Почему пьяные такие злые?
Потому что разум отключается, отдавая власть эмоциям, затаенным обидам?
Все, что до этого человек проглатывал, выплескивается наружу кулаками. Все, что было внутри – все на поверхность.
Парня заносит вбок, чтобы не упасть ему приходится схватиться за край балки, как за перила.
– Ладно, если что… послушай, извини… за сегодня. Пере… переборщили, – тут же из него вырывается все, что было в желудке. Часть мерзости попадает на его ботинки и на ботинки Ипсилона. Рвота так оглушительна, что арку полностью заполняют плещущиеся звуки и стоны.
– Как мне… плохо.
Желудок Ипсилона в ответ судорожно сжимается. Непроизвольно на лице проявляется гримаса отвращения.
– Бесит учеба, – от парня вдове сильнее разит алкоголем. – Только ради Леры… хожу… – он подходит все ближе и ближе, принося с собой устойчивое амбре рвоты. – Как долго все это терпеть?

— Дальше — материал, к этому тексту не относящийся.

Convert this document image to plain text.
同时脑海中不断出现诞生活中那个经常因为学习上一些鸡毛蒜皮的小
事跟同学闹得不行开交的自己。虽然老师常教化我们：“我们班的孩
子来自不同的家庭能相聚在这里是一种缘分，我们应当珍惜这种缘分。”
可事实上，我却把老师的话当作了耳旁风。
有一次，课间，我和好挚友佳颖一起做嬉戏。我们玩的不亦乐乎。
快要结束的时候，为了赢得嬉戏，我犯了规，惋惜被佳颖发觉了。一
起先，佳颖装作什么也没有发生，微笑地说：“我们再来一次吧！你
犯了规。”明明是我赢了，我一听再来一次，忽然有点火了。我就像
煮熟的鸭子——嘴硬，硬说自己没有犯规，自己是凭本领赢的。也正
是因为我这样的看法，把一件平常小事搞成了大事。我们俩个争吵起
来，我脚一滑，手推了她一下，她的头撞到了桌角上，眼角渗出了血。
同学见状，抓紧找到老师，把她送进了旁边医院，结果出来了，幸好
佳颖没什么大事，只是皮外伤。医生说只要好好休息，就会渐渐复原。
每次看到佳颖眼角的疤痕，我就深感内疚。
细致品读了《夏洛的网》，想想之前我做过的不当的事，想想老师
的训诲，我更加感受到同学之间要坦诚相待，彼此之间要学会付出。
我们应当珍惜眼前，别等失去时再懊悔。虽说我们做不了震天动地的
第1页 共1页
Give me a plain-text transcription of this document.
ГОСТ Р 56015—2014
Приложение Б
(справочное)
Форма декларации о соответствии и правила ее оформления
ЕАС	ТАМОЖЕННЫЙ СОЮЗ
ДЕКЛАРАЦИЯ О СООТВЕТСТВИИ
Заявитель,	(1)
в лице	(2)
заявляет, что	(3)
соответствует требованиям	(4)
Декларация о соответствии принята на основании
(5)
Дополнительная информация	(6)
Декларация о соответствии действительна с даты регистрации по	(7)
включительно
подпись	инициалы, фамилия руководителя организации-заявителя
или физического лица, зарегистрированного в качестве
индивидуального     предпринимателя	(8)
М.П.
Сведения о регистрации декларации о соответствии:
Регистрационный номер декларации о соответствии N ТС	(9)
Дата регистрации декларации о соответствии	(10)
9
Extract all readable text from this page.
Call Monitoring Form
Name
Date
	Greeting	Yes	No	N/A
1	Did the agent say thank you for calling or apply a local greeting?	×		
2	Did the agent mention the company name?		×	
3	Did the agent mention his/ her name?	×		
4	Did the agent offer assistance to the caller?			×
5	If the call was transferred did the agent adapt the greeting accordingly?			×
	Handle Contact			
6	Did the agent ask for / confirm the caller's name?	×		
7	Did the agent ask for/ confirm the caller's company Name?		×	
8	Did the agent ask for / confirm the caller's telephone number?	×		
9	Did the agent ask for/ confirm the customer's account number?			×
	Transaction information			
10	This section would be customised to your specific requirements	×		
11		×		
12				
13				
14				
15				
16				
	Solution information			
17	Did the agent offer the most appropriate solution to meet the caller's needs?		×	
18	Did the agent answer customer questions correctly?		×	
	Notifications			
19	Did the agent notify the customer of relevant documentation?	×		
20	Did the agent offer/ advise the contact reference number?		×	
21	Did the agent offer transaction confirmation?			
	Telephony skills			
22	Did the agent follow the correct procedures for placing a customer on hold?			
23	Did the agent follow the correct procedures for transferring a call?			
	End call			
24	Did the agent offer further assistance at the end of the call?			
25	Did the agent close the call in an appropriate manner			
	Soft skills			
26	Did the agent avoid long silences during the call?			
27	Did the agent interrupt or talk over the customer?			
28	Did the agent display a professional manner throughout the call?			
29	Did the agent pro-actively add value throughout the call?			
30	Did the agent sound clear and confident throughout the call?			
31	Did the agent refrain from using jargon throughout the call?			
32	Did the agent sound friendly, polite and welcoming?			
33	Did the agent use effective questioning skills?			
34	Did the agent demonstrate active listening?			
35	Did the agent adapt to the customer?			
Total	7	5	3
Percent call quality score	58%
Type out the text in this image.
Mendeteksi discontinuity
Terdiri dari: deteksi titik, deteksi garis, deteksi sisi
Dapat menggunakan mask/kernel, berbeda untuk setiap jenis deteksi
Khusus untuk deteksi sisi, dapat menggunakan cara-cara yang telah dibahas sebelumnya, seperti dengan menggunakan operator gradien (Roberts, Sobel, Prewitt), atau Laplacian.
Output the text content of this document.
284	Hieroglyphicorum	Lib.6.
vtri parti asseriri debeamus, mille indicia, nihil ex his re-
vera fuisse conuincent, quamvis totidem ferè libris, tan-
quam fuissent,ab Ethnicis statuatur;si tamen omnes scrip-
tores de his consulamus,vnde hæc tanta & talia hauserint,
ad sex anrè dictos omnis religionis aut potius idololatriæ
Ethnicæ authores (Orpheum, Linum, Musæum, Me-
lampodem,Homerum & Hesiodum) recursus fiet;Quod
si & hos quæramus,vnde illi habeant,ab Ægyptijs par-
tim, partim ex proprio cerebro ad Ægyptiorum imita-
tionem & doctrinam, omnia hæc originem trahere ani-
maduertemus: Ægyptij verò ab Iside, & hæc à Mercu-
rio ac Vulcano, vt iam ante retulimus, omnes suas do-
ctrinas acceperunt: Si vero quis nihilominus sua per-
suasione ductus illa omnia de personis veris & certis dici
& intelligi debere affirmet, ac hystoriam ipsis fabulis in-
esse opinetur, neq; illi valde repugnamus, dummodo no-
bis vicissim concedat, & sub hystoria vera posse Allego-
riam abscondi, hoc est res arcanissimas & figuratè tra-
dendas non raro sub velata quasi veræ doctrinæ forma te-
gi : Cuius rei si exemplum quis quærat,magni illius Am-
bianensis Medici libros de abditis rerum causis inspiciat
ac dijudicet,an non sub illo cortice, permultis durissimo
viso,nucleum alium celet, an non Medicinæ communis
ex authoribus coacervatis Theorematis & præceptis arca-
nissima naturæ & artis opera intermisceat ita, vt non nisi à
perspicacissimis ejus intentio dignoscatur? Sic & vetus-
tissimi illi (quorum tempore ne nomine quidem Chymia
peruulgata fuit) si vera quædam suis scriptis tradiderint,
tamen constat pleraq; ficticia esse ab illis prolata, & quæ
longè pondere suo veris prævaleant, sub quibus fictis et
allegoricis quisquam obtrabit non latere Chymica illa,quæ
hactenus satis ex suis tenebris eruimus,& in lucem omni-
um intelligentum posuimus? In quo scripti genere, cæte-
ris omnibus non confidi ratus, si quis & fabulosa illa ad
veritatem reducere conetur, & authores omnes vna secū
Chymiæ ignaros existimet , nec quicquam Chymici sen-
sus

Как долго все это терпеть?
Безысходно, будто бы это его прижали к стене, парень толкает Ипсилона. Всей его силы едва ли хватает, чтобы сдвинуть окоченевшее тело, зато сам он отступает на два шага.
Непонятно, что стало для Ипсилона последней каплей – очередной рвотный позыв, просигналившая на дороге машина, блеснувший луч фар – что из этого? Или… что-то из того, что происходило внутри?
Когда парень разогнулся, и на его щеках застыли скупые слезы, Ипсилон разозлился.
– Кто ты такой, а? – с нажимом спрашивает парень и кидается вперед.
Юноша выставляет руку перед собой. Ладонь ударяется о цепочку молнии, отпечатывая зубчики на холодной коже.
Парня отбрасывает назад, к стене. Он издает какой-то странный рычащий звук и порывается для новой атаки.